I wish to make a serious point about two of the contributions in the debate—those of the noble Baroness, Lady Deech, and my noble friend Lady Warwick. Both highlighted and made powerful points on social mobility and the effects that the Government’s proposals not only could but almost certainly will have. I quoted Cambridge University in my opening remarks; that has the same fear. The Government claim to be committed to improving social mobility although some of us are unconvinced. That view is reinforced by the fact that the Minister, very disappointingly, failed even to mention social mobility in his reply. In his own terminology, he needs to reflect on that matter before Report.

In his response, the Minister referred to linking fees to quality of teaching but did not say how that would be achieved. That is the main reason for noble Lords’ opposition to the link. My noble friend Lady Cohen said that objectivity is the key here. That is what is required, and it is a quality that is lacking in the metrics as they stand at the moment.

The problem of rating on the basis of institutions has also been highlighted. The Minister said that, at the moment, the Bill allows for the scheme to be developed at institutional level and then at departmental level at some point in the future. The question mark is how. If the ratings are to be made on a departmental or faculty basis, how can you avoid, ultimately, differential fees being charged within institutions if the Government truly believe in that link? That certainly is not a road we would wish to go down. The bottom line here is that the Government need to build confidence within the sector that the path they are going down is one that will improve the sector’s quality and sustainability, particularly with so many new operators arriving.

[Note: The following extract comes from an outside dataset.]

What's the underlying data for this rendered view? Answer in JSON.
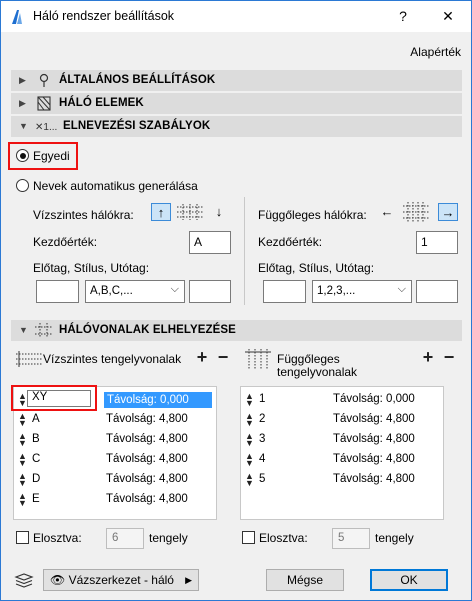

My noble friend Lord Desai asked whether anyone would fail the exam. The Minister could not bring himself to admit it, but unless he believes that all institutions will be capable of being rated gold, the answer can only be yes. That is why our Amendment 195 recognised that fact and advocated a simple pass/fail rating. That way, every institution knows where it stands—as does everyone outside it when making their decisions. That is something that those looking at a course at a university have the right to have available when they make their choice.

I suggest that the Minister will need to come to terms with the fact he is not carrying noble Lords with him. I suggest he will need to change his position substantially before we come back to this matter, which we undoubtedly will when we next discuss it on Report. On the basis of an invigorating and very useful debate, I beg leave to withdraw my amendment.